Adding or removing a candidate who is essentially a rounding error shouldn’t make a difference.
In 2020, in Wisconsin, the Green candidate, Howie Hawkins, ran as a write in and got a little over 1,000 votes. 0.03% of the vote. Biden won the state by 20,000.
Jo Jorgenson, the Libertarian candidate, also running as a write in, was an actual factor taking 38,491 votes most likely away from Trump.
https://en.m.wikipedia.org/wiki/2020_United_States_presidential_election_in_Wisconsin
Adding or removing a candidate who is essentially a rounding error shouldn’t make a difference.
I agree.
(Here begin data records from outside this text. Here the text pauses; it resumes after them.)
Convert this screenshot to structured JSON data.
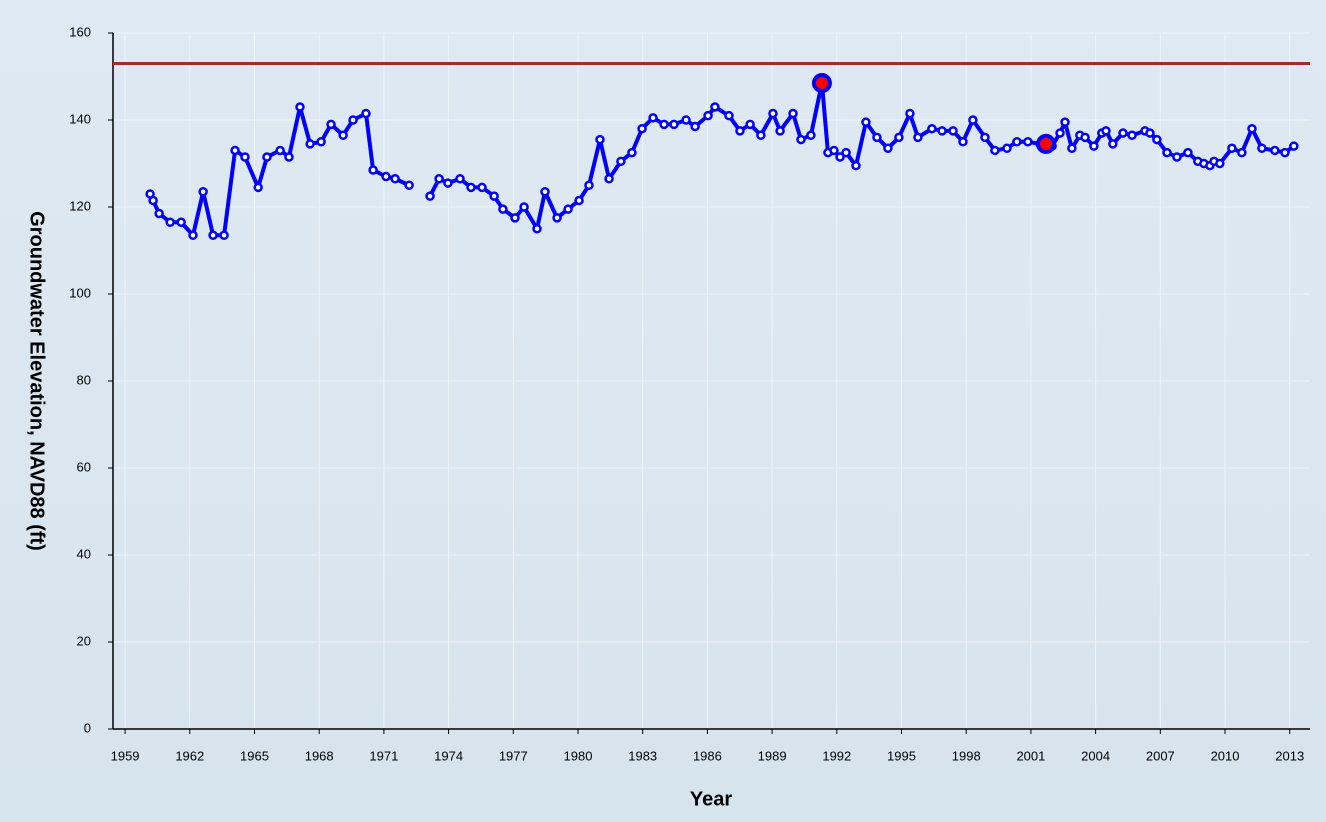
{
  "chart_data": {
    "type": "line",
    "x_label": "Year",
    "y_label": "Groundwater Elevation, NAVD88 (ft)",
    "xlim": [
      1958.44,
      2013.94
    ],
    "xticks": [
      1959,
      1962,
      1965,
      1968,
      1971,
      1974,
      1977,
      1980,
      1983,
      1986,
      1989,
      1992,
      1995,
      1998,
      2001,
      2004,
      2007,
      2010,
      2013
    ],
    "ylim": [
      0,
      160
    ],
    "yticks": [
      0,
      20,
      40,
      60,
      80,
      100,
      120,
      140,
      160
    ],
    "grid": true,
    "reference_line": {
      "value": 153,
      "color": "#a52a2a"
    },
    "series": [
      {
        "color": "#0000ff",
        "x": [
          1960.16,
          1960.3,
          1960.58,
          1961.09,
          1961.6,
          1962.15,
          1962.62,
          1963.08,
          1963.59,
          1964.1,
          1964.56,
          1965.17,
          1965.58,
          1966.19,
          1966.6,
          1967.11,
          1967.58,
          1968.09,
          1968.55,
          1969.11,
          1969.57,
          1970.17,
          1970.5,
          1971.1,
          1971.52,
          1972.17,
          null,
          1973.14,
          1973.56,
          1973.97,
          1974.53,
          1975.04,
          1975.55,
          1976.11,
          1976.52,
          1977.08,
          1977.5,
          1978.1,
          1978.47,
          1979.03,
          1979.54,
          1980.05,
          1980.51,
          1981.02,
          1981.44,
          1981.99,
          1982.5,
          1982.97,
          1983.48,
          1983.99,
          1984.45,
          1985.01,
          1985.43,
          1986.03,
          1986.35,
          1987.0,
          1987.51,
          1987.98,
          1988.48,
          1989.04,
          1989.37,
          1989.97,
          1990.34,
          1990.8,
          1991.31,
          1991.59,
          1991.87,
          1992.15,
          1992.43,
          1992.89,
          1993.35,
          1993.86,
          1994.37,
          1994.88,
          1995.39,
          1995.76,
          1996.41,
          1996.88,
          1997.39,
          1997.85,
          1998.31,
          1998.87,
          1999.33,
          1999.89,
          2000.35,
          2000.86,
          2001.42,
          2001.7,
          2001.98,
          2002.35,
          2002.58,
          2002.9,
          2003.27,
          2003.51,
          2003.92,
          2004.29,
          2004.48,
          2004.8,
          2005.27,
          2005.69,
          2006.29,
          2006.52,
          2006.84,
          2007.31,
          2007.77,
          2008.28,
          2008.74,
          2009.02,
          2009.3,
          2009.49,
          2009.76,
          2010.32,
          2010.78,
          2011.25,
          2011.71,
          2012.31,
          2012.78,
          2013.19
        ],
        "values": [
          123,
          121.5,
          118.5,
          116.5,
          116.5,
          113.5,
          123.5,
          113.5,
          113.5,
          133,
          131.5,
          124.5,
          131.5,
          133,
          131.5,
          143,
          134.5,
          135,
          139,
          136.5,
          140,
          141.5,
          128.5,
          127,
          126.5,
          125,
          null,
          122.5,
          126.5,
          125.5,
          126.5,
          124.5,
          124.5,
          122.5,
          119.5,
          117.5,
          120,
          115,
          123.5,
          117.5,
          119.5,
          121.5,
          125,
          135.5,
          126.5,
          130.5,
          132.5,
          138,
          140.5,
          139,
          139,
          140,
          138.5,
          141,
          143,
          141,
          137.5,
          139,
          136.5,
          141.5,
          137.5,
          141.5,
          135.5,
          136.5,
          148.5,
          132.5,
          133,
          131.5,
          132.5,
          129.5,
          139.5,
          136,
          133.5,
          136,
          141.5,
          136,
          138,
          137.5,
          137.5,
          135,
          140,
          136,
          133,
          133.5,
          135,
          135,
          134.5,
          134.5,
          134,
          137,
          139.5,
          133.5,
          136.5,
          136,
          134,
          137,
          137.5,
          134.5,
          137,
          136.5,
          137.5,
          137,
          135.5,
          132.5,
          131.5,
          132.5,
          130.5,
          130,
          129.5,
          130.5,
          130,
          133.5,
          132.5,
          138,
          133.5,
          133,
          132.5,
          134
        ]
      }
    ],
    "highlights": {
      "color": "#ff0000",
      "x": [
        1991.31,
        2001.7
      ],
      "values": [
        148.5,
        134.5
      ]
    }
  }
}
But I wonder why Democrat Party worked so hard to have her removed if it doesn’t really make much of a difference.
In 2016, the number of votes Jill Stein got WAS bigger than the number Clinton lost by, and for the faithful who can’t see a) Clinton was a terrible candidate and b) she fucked up by not campaigning in Wisconsin, they’d rather blame Stein for the loss than point the finger at Clinton.
Yep. And I was gonna vote Democrat that year when Bernie was taking the world by storm. I’m a big Bernie fan.
Then Clinton pushed him out, and I def switched back to Green.
Jo Jorgenson, the Libertarian candidate, also running as a write in, was an actual factor taking 38,491 votes most likely away from Trump.
I wonder if history will repeat itself with the Libertarian candidate. The current libertarian candidate seems to be a much stronger candidate than Jorgenson was.
Not sure, TBH, I haven’t really been following the Libertarian side of things. You would think the Republicans who defected from their party would have ended up in the Libertarians, and that didn’t happen.
Also Walz’s message of “Mind your own damn business!” could be a Libertarian bumper sticker.
Based on what I’ve seen in real life with the Republicans I’ve known, when they don’t like their candidate, they don’t usually defect. They just sit out the election.
I live near the birthplace of the Libertarian party, and most Libertarians around here do not like Trump at all.